I glanced back once.
Aran was already out cold, sprawled on his side, snoring like thunder. Will lay still by the fire, curled slightly. The light touched his cheekbones, catched in his hair, and he looked so peaceful.
Beautiful.
He made me feel things I wasn’t sure I could still feel. Safe. Wanted. Like there was still something soft left in me.
I tore my eyes away.
Sleep wouldn’t come. My mind was loud, pacing circles.
I hadn’t taken the moon drops that evening. Maybe that was it. The waters ahead glimmered beneath the moon, silver and quiet.
I thought of the glow. That strange pulse inside me. The moment it vanished, I’d felt hollow. Like a part of me had gone with it, and I needed to understand. Why it came, what it meant, and what it had changed.
I couldn’t let it go.
The water called to me.
So I rose, slow and careful, making sure not to stir the boys. The cold water crept higher with each step, climbing my legs, wrapping my waist, pressing against my chest until every breath felt heavier and theworld behind me slipped away. I looked back once to where the boys lay curled in sleep, before I dove and cut through the surface.
Below, the silence was complete. The kind that presses in on your skull and makes the blood in your ears louder than anything else. Fish darted past in quick shadows, and the current slipped its fingers through my hair.
The water pressed close, alive with something I couldn’t see, and the cave loomed ahead, its entrance barely visible in the murk. I reached for the wall, my fingers brushing stone and the uneven edges of crystal. Then came a pull. A hum. Like something inside me was stirring awake.
I closed my eyes and let it draw me in, stretching my hand forward as if the current itself might take it and led me. And when I opened them, the darkness was gone.
Around me, fish drifted through the glow like living shards of glass. I didn’t move. I only floated, weightless, while they circled me with wide, unblinking eyes. Ribbons of lakeweed swayed slow and gentle, the whole place moving as though it breathed. Light wound through me, curling in my chest like a second heartbeat before spilling into the water. It wasn’t fire. It wasn’t pain. It didn’t burn or ache.
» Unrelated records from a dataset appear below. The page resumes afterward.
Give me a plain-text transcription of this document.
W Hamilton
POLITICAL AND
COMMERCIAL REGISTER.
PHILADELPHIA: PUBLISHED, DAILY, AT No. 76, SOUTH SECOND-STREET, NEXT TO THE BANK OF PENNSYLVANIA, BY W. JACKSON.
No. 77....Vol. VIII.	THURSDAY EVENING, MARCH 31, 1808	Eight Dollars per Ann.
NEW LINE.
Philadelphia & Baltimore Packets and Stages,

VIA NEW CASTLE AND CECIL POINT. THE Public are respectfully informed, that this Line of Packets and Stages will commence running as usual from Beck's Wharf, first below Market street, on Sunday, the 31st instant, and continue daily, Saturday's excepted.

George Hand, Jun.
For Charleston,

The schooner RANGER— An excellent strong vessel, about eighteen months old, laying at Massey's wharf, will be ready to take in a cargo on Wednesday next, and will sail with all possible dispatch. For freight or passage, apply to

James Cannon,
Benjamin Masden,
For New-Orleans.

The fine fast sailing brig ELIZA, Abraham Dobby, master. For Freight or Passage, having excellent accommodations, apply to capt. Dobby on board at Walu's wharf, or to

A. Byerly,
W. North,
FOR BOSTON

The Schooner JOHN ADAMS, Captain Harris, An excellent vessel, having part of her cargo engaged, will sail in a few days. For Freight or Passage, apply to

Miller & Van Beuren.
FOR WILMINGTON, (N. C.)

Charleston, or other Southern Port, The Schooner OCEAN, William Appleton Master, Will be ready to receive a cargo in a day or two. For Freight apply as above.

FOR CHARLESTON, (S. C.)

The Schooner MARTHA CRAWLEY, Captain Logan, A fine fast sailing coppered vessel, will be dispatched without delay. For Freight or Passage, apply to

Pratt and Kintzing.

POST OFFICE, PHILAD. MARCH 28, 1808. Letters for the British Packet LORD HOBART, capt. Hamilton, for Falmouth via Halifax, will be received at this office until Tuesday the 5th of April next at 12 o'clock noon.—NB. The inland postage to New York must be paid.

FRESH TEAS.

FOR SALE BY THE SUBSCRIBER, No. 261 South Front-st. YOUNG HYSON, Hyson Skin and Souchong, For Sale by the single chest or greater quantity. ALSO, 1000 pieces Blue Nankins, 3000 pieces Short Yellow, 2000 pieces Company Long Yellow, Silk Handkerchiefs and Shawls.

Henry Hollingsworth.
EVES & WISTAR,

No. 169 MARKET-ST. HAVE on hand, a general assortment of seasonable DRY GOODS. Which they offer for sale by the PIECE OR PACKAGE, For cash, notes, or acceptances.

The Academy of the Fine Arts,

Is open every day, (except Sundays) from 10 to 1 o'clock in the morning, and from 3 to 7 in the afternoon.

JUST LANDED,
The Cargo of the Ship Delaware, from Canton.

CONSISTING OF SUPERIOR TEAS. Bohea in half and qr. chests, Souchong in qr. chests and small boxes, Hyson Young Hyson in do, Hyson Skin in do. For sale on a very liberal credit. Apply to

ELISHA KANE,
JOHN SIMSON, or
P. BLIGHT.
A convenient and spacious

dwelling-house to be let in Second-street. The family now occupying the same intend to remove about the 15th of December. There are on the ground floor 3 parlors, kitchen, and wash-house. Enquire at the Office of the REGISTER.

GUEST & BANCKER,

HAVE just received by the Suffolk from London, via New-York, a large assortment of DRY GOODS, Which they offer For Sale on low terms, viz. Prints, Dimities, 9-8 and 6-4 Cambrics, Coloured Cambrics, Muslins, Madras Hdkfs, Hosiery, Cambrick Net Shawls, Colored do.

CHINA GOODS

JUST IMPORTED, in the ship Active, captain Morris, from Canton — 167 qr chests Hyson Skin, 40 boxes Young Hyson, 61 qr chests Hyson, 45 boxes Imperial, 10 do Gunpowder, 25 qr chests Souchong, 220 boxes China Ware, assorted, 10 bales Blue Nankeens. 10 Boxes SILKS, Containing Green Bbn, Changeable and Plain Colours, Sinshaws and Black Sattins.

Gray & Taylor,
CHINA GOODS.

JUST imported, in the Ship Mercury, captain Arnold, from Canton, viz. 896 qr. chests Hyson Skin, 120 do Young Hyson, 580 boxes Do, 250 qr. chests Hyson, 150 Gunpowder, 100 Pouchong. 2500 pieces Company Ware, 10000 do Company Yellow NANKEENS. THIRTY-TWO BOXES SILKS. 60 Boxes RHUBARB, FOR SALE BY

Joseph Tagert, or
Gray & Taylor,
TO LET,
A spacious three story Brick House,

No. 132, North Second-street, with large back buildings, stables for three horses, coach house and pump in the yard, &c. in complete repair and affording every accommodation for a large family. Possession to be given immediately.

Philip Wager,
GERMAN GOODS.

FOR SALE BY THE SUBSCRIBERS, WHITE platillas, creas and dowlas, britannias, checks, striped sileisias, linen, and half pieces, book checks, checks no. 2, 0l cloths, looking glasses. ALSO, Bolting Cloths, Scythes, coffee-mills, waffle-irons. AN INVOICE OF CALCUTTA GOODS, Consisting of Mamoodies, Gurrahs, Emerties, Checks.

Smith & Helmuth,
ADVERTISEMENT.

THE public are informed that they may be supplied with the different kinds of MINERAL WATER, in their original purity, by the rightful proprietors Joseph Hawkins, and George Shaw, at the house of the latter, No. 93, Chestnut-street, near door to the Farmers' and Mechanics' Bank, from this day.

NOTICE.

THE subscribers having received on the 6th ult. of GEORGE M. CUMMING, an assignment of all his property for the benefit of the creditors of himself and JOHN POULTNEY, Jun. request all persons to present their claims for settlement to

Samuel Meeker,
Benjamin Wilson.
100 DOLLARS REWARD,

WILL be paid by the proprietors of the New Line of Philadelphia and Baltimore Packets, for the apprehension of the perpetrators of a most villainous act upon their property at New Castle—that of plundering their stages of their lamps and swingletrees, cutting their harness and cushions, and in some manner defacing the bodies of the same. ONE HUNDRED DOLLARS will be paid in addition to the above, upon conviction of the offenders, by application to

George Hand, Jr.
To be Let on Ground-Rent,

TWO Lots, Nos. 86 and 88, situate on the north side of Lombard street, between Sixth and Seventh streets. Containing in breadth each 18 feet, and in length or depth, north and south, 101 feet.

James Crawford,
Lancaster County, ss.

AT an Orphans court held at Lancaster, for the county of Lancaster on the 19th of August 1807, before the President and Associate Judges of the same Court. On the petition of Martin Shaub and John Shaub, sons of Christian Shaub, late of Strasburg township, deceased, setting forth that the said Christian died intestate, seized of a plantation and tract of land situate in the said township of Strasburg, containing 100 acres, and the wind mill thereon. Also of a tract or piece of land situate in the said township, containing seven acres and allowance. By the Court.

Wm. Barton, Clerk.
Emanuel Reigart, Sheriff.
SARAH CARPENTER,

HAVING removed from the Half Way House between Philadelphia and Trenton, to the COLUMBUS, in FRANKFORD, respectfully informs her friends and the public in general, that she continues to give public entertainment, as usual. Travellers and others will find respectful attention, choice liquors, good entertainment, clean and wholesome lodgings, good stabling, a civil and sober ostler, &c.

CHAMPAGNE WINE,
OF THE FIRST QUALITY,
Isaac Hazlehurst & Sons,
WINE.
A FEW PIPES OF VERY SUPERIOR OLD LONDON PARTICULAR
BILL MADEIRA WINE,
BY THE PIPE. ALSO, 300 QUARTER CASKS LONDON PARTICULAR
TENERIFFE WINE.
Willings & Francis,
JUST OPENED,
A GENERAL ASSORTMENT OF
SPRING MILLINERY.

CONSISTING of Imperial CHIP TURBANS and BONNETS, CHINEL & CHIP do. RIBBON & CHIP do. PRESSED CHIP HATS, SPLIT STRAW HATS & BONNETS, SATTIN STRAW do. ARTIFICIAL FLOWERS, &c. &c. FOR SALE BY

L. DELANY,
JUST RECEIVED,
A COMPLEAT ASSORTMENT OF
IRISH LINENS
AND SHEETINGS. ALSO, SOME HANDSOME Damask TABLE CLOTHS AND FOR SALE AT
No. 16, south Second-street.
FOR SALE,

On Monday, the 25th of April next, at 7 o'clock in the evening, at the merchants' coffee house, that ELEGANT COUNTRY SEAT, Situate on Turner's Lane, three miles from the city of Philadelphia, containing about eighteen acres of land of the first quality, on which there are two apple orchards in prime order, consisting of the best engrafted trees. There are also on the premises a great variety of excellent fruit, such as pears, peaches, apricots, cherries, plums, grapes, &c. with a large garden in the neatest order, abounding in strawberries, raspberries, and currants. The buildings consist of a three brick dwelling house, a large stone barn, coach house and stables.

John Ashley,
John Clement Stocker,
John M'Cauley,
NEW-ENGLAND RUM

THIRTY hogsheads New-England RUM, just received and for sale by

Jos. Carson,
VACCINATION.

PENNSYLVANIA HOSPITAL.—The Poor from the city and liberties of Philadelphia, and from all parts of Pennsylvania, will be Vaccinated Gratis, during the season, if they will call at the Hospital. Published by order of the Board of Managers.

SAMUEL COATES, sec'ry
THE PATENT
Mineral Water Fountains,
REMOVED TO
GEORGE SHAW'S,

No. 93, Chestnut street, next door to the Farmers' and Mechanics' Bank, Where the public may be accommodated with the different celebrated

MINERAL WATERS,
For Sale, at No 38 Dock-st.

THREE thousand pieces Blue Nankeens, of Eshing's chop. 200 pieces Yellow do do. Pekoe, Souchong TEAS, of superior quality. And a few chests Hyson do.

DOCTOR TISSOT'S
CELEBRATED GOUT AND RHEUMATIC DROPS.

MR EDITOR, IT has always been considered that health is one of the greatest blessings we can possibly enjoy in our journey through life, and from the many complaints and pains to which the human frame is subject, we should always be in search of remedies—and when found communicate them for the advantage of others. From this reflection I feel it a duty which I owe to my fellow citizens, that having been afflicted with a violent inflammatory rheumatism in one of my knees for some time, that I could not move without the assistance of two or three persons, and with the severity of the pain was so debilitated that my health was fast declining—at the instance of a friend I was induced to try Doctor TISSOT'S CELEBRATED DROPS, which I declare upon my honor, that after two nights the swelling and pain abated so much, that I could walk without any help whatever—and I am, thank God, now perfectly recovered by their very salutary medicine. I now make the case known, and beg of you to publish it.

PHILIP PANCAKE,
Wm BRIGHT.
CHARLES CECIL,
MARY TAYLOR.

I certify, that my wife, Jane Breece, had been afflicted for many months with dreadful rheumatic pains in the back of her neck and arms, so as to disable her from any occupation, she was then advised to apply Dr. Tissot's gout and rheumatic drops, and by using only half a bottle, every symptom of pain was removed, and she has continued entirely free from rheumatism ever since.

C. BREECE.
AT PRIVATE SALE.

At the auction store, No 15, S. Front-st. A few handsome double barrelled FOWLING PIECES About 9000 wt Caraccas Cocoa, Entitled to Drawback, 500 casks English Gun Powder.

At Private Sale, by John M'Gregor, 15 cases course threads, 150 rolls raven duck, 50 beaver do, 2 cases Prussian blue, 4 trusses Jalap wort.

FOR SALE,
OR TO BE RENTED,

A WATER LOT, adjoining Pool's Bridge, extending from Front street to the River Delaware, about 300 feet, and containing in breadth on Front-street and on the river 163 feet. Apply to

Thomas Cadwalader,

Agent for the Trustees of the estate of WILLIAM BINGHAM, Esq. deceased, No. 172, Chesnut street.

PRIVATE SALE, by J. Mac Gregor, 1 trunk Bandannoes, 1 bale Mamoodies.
It was warm. Soft. Golden.
And then I saw a shape on the cave floor.
It didn’t swim, it didn’t stir the water. It simplywas. Slipping through the depths like it belonged there, like it had always been there, waiting.
Light didn’t touch it, and the world warped in its presence as it rose. Something unseen closed around my ankle, pulling me down, and I knew what it was. Not because I had felt it before, but because I had seen it, through her, through the Seer.
In that moment when her eyes turned black and her lips shaped a warning she couldn’t force out, when her trembling hands wrapped around the dagger and dug into her flesh.
That hadn’t been her, it had never been her, and I knew it. It was the shadow, whatever it was. A god, a spirit, a demon.
Had it lured me there?If it was a god, it would be smarter than all of us combined. And crueler.
And it had come for me because she failed, because I was what was left, unfinished business, something dangerous it couldn’t allow to grow.
Some of them want me to kill you, to protect the rest of the world.